Jour 12

Douzième jour, Perpignan à Banyuls sur Mer
 
Ayant tant roulé la veille malgré l’accumulation de sales moments, nous avions convenu que pour une fois, nous ferions une pause et que ce ne serait pas lié à un coup du sort.
Non cette fois-ci, nous serions les seuls maîtres de notre destin.
 
Et cela commence par une bonne grasse matinée, dans tous les sens du terme. Un petit déjeuner royal grâce aux « restes » généreusement laissés par nos hôtes (les parents d’Alexandrine) et nous voilà partis ! À pieds !
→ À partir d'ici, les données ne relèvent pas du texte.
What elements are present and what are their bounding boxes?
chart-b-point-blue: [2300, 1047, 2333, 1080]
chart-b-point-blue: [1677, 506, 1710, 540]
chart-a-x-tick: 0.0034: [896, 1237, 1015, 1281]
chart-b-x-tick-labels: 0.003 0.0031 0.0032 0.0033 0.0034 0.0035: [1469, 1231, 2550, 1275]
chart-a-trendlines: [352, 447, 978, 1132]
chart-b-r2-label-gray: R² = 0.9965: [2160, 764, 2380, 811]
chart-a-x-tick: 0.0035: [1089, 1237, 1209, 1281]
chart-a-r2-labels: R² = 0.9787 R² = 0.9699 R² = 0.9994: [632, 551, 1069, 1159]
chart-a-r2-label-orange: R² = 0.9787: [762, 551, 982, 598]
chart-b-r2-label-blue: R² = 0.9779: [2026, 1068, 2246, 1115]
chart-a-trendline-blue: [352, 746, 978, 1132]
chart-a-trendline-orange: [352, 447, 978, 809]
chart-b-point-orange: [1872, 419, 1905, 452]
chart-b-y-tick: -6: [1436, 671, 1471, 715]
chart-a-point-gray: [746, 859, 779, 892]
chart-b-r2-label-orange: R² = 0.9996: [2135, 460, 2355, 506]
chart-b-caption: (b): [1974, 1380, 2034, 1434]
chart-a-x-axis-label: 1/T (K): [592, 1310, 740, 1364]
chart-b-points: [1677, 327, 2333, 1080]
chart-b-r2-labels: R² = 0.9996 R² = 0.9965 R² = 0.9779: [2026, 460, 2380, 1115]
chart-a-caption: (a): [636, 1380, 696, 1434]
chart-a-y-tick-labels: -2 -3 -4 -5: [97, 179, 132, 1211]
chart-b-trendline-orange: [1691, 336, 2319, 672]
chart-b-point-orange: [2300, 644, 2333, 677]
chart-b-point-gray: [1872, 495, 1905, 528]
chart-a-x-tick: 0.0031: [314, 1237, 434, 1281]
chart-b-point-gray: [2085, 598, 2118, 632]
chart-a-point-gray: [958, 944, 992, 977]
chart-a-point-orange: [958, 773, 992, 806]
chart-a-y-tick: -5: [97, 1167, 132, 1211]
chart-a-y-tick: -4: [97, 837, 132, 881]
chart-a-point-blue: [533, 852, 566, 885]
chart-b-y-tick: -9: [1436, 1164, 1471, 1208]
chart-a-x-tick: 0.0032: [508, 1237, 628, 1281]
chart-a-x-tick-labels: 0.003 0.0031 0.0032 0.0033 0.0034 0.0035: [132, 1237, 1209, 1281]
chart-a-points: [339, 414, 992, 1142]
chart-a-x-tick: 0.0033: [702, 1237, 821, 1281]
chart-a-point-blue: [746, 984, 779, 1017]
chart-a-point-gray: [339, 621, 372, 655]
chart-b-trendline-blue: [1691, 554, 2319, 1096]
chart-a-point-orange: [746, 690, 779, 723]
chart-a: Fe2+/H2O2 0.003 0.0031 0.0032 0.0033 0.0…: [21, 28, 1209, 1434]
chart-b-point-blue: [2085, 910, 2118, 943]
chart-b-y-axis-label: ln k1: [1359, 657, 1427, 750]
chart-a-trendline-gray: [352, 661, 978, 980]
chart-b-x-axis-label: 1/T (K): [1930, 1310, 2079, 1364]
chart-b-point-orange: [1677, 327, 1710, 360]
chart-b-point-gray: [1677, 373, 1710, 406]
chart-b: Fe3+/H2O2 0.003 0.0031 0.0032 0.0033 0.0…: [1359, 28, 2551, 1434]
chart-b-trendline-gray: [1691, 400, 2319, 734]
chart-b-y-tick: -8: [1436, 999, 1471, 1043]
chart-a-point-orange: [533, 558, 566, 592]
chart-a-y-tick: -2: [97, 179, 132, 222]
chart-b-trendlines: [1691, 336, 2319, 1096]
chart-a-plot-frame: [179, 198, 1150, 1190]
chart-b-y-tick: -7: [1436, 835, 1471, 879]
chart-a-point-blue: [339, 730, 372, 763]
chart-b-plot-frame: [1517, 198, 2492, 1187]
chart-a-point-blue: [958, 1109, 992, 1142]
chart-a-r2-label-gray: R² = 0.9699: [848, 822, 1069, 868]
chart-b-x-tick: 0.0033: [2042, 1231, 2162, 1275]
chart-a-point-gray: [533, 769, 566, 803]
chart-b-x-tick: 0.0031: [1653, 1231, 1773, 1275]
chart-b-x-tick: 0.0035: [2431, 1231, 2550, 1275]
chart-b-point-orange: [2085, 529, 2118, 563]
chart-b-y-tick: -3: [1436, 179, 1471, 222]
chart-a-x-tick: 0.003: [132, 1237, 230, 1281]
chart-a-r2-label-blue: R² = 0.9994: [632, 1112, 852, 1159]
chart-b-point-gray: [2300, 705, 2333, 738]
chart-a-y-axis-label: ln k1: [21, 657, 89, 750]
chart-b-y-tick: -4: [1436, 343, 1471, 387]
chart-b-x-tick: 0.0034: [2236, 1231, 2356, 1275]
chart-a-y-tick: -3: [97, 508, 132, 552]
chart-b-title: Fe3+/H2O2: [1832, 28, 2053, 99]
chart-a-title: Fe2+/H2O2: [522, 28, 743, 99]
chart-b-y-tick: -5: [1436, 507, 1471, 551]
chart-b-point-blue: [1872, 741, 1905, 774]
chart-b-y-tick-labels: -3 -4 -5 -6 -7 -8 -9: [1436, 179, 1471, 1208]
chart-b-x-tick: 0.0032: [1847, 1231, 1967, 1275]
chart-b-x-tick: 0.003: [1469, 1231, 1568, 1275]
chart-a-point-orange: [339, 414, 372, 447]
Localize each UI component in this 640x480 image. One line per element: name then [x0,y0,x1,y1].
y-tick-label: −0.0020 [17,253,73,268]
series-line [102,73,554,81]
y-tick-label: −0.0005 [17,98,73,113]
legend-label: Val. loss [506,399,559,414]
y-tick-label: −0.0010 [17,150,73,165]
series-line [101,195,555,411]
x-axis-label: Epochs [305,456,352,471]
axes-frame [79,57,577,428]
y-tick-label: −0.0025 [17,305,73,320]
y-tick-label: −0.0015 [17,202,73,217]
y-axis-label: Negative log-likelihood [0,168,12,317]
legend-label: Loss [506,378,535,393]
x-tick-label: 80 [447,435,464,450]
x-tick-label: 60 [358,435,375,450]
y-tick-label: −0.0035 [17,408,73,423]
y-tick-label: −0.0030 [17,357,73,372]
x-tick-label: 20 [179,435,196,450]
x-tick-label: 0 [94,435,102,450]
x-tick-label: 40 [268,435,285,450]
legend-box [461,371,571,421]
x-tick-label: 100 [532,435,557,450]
Au Diable le douloureux moment de la première confrontation matinale avec nos selles, celui-ci attendra !
 
Presque deux semaines de vélo et on en aurait presque oublié que l’on peut se déplacer autrement qu’en pédalant. Les jambes sont lourdes mais les cœurs légers, nous flannons dans les ruelles de Perpignan. Alexandrine, familière des lieux, nous organise une petite visite de la cathédrale à une pâtisserie pas piquée des hannetons.
 
Soucieux de profiter au mieux de notre confort passagé, nous nous organisons un repas digne de ce nom, concoctés à partir de ce que nous avons pu trouver au marché. Il s’agit de prendre des forces, chose prise au sérieux par Florent, qui s’enfile trois Pastis avant de repartir, fleur au fusil. Une formidable idée qu’il payera tout l’après-midi, se plaignant d’un mal de tête propre à celui qui, récolte les fruits de son audace alcoolisée.
 
Un objectif raccourci aujourd’hui, une cinquantaine de kilomètres au programme pour rejoindre la côte méditerranée qui rallie l’Espagne et la France. Nous remontons sur nos vélos. La selle nous dévore l’arrière train mais nos fesses épousent encore merveilleusement bien cette forme si particulière.
 
Au loin, les Pyrénées, que nous prenons bien soin d’éviter au maximum. Courageux mais pas téméraires, comme il se dit.
 
Après une journée de souffrance, il est agréable de profiter d’une route plus clémente. Et là, au détour d’un virage, nous retrouvons la mer et un bord de côte magnifique.
 
La journée se finit au camping municipal de Banyuls sur Mer, à portée de la frontière espagnole.
Notre campement s’établit au très réputé emplacement numéro 195. Réputé pour son sol caillasseux imperçable et son bord de falaise qui laisse tout juste la place pour une tente.
 
Mais il faut avouer que retrouver le confort d’une tente après deux nuits passées dans le luxe a quelque chose de sympathique.